Developed in the early 1800s, photograms are one of the most well-known approaches to creating images without a camera. Photograms are made by placing objects directly onto the surface of a light-sensitive material such as photographic paper and then exposing it to light. The approach usually results in negative shadow images that will vary in tone depending on the transparency of the objects used. Early photographers such as Henry Fox Talbot and Anna Atkins used the photogram technique to document the natural world, but the most famous photograms are those of Man Ray, who dubbed his surrealist images ‘rayograms’. Certainly, the aesthetics of the photogram are almost inseparable from Dada and Surrealism.
New York-based Liz Nielsen’s work is a contemporary application of this process. Nielsen dislocates the photogram from its historic time period, and even from its relationship to photography in the traditional sense, as defined by the notion that an image or impression of a recognizable object would be affixed to the paper. Rather, Nielsen creates handmade negatives with transparent color gels, which she applies in bold shapes and layers to create shifts in form and colour. It is a negative process, so that colors are reversed.
Originally from Wisconsin, Nielsen received her MFA in Photography at the University of Illinois at Chicago and a BFA from the School of the Art Institute of Chicago.

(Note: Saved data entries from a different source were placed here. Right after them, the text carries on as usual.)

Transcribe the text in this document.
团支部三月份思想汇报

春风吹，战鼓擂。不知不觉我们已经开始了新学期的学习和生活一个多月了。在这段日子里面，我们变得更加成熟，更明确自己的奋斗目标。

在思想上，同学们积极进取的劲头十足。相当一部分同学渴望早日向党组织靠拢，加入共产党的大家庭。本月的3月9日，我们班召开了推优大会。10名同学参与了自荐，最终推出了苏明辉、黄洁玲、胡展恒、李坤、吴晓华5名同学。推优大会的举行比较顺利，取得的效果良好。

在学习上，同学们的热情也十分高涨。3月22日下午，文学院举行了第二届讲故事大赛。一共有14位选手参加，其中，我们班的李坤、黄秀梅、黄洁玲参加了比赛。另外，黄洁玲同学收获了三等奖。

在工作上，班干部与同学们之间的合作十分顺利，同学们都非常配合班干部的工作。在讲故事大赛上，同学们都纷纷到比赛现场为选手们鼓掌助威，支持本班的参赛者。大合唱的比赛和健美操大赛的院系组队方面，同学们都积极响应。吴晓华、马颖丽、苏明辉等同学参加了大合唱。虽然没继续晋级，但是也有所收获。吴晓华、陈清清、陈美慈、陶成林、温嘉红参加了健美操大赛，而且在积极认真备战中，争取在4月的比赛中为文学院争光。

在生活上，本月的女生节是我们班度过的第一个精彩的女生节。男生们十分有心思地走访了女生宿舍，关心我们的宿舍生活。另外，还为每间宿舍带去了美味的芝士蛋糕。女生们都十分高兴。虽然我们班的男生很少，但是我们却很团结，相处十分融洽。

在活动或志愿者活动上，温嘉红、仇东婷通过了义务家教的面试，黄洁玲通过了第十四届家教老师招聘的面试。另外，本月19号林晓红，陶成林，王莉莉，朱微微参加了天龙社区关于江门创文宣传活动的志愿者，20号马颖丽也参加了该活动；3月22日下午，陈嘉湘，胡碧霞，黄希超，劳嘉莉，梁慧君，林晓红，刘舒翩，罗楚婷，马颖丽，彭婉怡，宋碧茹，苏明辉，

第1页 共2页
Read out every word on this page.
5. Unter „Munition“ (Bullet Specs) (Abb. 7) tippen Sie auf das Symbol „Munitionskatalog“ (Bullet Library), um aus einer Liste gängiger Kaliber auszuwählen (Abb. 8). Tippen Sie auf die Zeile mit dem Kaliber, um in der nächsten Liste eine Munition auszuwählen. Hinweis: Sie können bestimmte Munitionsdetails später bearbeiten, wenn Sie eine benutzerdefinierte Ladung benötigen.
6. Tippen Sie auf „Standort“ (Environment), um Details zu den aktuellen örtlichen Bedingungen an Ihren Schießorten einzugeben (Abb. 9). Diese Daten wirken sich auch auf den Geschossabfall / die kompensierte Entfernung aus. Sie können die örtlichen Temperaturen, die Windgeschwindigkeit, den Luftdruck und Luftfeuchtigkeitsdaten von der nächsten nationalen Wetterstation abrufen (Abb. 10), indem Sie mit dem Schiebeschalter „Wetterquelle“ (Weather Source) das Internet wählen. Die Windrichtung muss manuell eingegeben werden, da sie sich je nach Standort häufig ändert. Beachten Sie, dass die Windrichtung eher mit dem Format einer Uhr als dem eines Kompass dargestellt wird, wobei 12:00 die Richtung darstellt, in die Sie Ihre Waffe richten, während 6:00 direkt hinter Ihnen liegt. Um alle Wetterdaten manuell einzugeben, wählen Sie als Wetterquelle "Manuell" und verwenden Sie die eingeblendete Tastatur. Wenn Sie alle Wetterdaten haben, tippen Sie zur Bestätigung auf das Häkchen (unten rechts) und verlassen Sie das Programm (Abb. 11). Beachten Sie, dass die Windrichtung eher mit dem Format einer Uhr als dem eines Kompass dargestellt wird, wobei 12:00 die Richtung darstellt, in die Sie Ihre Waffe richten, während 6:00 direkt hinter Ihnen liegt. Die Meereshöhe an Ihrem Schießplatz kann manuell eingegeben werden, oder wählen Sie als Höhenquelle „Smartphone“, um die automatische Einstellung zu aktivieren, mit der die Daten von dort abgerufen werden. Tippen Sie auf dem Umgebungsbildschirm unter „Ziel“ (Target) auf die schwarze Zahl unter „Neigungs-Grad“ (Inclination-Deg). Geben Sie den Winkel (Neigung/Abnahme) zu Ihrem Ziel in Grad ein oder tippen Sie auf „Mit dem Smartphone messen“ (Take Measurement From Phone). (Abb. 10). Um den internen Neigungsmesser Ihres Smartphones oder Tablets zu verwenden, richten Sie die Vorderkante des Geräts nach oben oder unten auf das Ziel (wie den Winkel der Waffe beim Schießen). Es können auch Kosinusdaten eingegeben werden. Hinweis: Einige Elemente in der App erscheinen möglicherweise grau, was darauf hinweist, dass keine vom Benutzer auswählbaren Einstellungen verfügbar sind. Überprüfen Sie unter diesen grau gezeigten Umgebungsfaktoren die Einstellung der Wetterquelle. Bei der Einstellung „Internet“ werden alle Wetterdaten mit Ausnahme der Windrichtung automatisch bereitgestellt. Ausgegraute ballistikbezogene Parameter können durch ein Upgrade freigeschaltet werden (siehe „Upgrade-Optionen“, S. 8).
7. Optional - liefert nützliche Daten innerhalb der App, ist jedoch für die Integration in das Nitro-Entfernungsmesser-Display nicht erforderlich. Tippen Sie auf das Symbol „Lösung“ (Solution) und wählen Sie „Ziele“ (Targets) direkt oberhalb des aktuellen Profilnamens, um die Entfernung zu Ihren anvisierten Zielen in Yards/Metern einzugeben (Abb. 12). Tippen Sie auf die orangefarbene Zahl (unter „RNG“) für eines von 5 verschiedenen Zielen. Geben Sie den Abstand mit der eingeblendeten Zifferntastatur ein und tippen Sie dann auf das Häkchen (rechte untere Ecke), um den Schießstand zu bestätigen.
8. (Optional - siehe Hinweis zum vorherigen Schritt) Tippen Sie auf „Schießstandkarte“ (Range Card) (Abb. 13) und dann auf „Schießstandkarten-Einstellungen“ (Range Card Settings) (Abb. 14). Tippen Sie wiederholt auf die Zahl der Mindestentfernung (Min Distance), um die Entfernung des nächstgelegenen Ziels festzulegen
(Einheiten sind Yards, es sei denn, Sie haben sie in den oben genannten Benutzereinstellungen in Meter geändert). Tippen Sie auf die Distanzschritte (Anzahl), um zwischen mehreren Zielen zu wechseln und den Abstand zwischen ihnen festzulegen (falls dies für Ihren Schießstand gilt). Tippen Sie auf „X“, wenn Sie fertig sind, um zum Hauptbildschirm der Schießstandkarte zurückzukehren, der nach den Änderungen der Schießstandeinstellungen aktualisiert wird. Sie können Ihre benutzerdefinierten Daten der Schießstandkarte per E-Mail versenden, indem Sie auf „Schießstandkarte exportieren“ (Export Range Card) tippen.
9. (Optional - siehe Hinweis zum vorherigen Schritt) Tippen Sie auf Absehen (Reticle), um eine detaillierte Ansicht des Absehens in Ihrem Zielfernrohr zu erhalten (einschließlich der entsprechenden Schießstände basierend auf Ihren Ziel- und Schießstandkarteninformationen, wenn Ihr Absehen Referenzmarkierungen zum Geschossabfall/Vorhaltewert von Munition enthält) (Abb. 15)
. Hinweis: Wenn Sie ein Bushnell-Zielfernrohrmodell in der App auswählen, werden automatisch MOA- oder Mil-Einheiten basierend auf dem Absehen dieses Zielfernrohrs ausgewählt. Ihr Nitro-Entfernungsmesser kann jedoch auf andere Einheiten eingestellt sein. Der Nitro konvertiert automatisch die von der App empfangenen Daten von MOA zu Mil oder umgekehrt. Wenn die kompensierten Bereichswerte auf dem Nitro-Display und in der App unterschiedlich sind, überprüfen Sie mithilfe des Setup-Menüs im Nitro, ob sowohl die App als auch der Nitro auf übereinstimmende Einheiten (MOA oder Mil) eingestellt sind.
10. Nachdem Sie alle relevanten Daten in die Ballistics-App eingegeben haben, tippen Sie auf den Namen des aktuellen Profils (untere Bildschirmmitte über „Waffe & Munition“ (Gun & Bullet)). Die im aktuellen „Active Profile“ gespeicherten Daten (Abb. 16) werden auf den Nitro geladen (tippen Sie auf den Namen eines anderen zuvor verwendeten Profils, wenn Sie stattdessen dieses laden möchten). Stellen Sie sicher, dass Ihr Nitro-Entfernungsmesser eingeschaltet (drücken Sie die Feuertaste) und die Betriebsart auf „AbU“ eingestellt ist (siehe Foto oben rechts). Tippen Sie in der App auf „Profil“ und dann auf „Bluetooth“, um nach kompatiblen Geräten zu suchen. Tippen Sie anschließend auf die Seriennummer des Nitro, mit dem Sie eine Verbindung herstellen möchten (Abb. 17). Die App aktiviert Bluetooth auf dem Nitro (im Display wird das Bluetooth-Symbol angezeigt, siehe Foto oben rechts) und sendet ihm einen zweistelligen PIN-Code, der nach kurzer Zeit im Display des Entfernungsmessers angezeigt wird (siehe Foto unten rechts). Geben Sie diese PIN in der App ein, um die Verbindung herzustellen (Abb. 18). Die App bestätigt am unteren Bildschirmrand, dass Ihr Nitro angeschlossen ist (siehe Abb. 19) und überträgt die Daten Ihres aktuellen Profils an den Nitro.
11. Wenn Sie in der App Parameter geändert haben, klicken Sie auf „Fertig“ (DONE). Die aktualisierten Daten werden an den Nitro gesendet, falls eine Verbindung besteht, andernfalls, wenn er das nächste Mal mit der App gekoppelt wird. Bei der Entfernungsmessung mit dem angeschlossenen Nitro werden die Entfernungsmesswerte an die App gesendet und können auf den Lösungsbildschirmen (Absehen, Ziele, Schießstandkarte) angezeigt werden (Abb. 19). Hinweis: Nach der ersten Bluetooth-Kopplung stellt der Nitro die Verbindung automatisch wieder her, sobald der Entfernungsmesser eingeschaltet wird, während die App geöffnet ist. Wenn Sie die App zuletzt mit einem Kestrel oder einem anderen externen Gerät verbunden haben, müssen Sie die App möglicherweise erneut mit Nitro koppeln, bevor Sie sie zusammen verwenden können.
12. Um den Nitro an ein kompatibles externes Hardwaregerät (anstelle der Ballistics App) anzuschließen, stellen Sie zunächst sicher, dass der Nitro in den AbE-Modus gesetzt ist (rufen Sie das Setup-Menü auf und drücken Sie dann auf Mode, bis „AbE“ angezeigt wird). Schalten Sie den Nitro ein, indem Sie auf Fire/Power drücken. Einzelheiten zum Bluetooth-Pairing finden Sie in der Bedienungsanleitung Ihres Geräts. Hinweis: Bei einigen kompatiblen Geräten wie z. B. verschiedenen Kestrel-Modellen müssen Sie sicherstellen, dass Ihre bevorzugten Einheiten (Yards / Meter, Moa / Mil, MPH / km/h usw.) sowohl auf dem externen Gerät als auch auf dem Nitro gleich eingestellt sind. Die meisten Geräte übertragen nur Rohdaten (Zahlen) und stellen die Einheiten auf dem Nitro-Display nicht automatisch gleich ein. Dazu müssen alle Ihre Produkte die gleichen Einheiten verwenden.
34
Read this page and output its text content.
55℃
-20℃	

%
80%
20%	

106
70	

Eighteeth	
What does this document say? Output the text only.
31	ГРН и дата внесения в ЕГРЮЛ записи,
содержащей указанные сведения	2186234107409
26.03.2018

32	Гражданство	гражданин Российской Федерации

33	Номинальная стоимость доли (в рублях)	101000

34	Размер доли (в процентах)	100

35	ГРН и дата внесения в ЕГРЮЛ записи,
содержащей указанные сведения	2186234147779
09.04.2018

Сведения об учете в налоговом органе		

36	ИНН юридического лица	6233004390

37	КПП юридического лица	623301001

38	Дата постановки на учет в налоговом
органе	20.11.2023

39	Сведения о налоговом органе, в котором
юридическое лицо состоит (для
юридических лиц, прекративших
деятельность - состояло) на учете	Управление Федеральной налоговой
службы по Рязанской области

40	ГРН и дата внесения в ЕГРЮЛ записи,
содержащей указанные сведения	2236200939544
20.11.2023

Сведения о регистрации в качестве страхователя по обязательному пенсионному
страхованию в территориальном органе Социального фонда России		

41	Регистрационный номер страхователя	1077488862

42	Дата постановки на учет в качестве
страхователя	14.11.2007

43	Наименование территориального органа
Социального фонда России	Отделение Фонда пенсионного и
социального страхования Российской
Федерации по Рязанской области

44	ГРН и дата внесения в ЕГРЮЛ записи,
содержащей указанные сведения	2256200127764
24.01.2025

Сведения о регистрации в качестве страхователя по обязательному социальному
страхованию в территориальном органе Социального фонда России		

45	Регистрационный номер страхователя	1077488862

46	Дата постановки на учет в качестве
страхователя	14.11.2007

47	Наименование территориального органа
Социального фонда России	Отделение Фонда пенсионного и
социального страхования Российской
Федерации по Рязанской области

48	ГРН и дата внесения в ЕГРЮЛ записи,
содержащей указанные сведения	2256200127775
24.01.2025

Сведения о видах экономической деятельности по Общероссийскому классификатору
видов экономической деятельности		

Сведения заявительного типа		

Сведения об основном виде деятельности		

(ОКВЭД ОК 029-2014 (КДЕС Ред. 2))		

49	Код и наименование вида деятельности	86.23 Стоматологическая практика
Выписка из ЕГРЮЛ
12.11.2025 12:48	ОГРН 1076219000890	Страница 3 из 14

Nielsen’s work has been exhibited extensively in Chicago, New York, and Berlin; her work has been featured in solo exhibitions at Schalter Gallery (Berlin), Benrimon Contemporary (New York City), Interlochen Center for the Arts (Interlochen, MI) and Laurence Miller Gallery (New York). Her work has been reviewed in the New York Times, the New Yorker, Artslant, Hyperallergic and the Wall Street Journal. She is represented by Denny Gallery in New York.